02 Learning to Answer Yes/No

2018-09-02 本文已影响8人心智万花筒

从最简单最基础的二分类问题出发，演示一个简单机器学习算法PLA的完整过程，见详细课件。

回顾

The Learning Problem:

$A$ takes $D$ and $H$ to get $g$ that approximate target function $f$ .
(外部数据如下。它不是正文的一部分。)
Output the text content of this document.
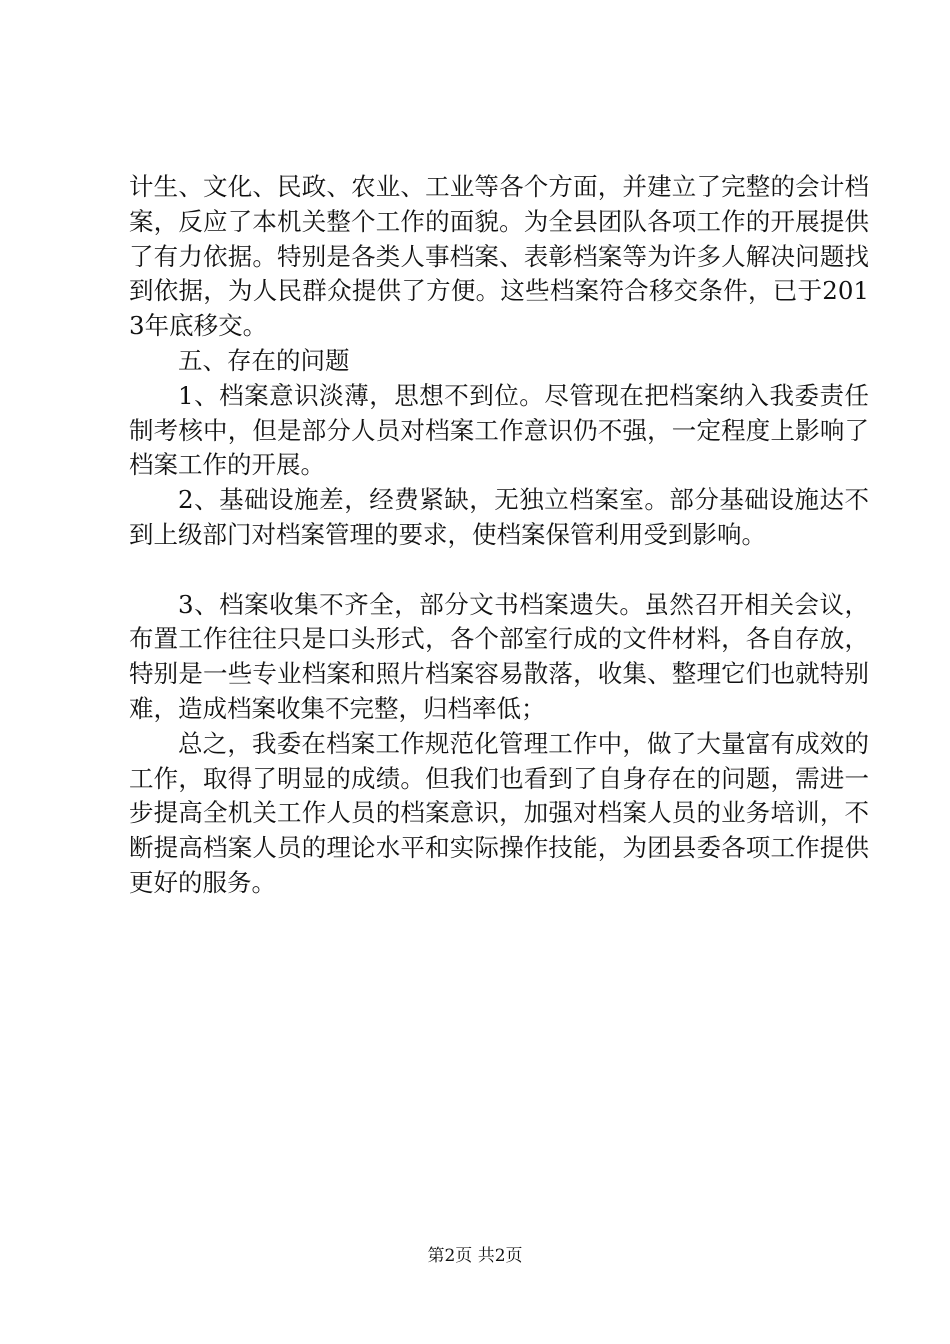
计生、文化、民政、农业、工业等各个方面，并建立了完整的会计档案，反应了本机关整个工作的面貌。为全县团队各项工作的开展提供了有力依据。特别是各类人事档案、表彰档案等为许多人解决问题找到依据，为人民群众提供了方便。这些档案符合移交条件，已于2013年底移交。

五、存在的问题

1、档案意识淡薄，思想不到位。尽管现在把档案纳入我委责任制考核中，但是部分人员对档案工作意识仍不强，一定程度上影响了档案工作的开展。

2、基础设施差，经费紧缺，无独立档案室。部分基础设施达不到上级部门对档案管理的要求，使档案保管利用受到影响。

3、档案收集不齐全，部分文书档案遗失。虽然召开相关会议，布置工作往往只是口头形式，各个部室行成的文件材料，各自存放，特别是一些专业档案和照片档案容易散落，收集、整理它们也就特别难，造成档案收集不完整，归档率低；

总之，我委在档案工作规范化管理工作中，做了大量富有成效的工作，取得了明显的成绩。但我们也看到了自身存在的问题，需进一步提高全机关工作人员的档案意识，加强对档案人员的业务培训，不断提高档案人员的理论水平和实际操作技能，为团县委各项工作提供更好的服务。

第2页 共2页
这节课foucus在Hypothesis Set，用Perceptron(linear binary classiﬁers)演示如何解决二分类问题。如根据用户age/salary/等特征判定是否发放信用卡。

PLA算法

算法形式极其简洁，权重x特征，大于零正例；小于零负例。

$h(x) = sign(w^Tx)$

算法迭代步骤，关键点是有错才改：

初始化 $\textbf w_0 = \textbf 0$
找一个误分类点 $y_n \textbf w_t^T \textbf x_n < 0$
更新权重 $\textbf w_{t+1} = \textbf w_t + y_n\textbf x_n$
直到没有误分类点，返回 $\textbf w$

最重要的是当发现误分类点时，更新权重：

$\textbf w_{t+1} = \textbf w_t + y_n\textbf x_n$

Intuition

ml-foundations-pla-intuition

最直观的Intutiton，每一步更新如何使结果更好？

$y = +1$ : 误分则 $\textbf w$ 和 $\textbf x$ 夹角大于90度，更新 $\textbf w$ 后使其往 $\textbf x$ 靠近，夹角变小
$y = -1$ : 误分则 $\textbf w$ 和 $\textbf x$ 夹角小于90度，更新 $\textbf w$ 后使其离 $\textbf x$ 更远，夹角变大

收敛性证明

PLA算法有前提是数据集线性可分。

线性可分: Exists perfect $\textbf w_f$ such that $y_n=sign(\textbf w_f^T\textbf x_n)$

如果数据集线性可分，能保证算法收敛吗？如何证明？思路是

假设目标 $\textbf w_f$ 完美分开数据集
证明每一轮 $\textbf w_f^T \textbf w_t$ 至少线性增加
证明每一轮 $\textbf w_t$ 长度无法达到线性增加
其夹角会递减，有限迭代后， $\textbf w_t$ 会收敛到 $\textbf w_f$

Inner product of $\textbf w_f$ and $\textbf w_t$ grows fast; length of $\textbf w_f$ grows slowly.
PLA ‘lines’ are more and more aligned with $\textbf w_f$ then halts.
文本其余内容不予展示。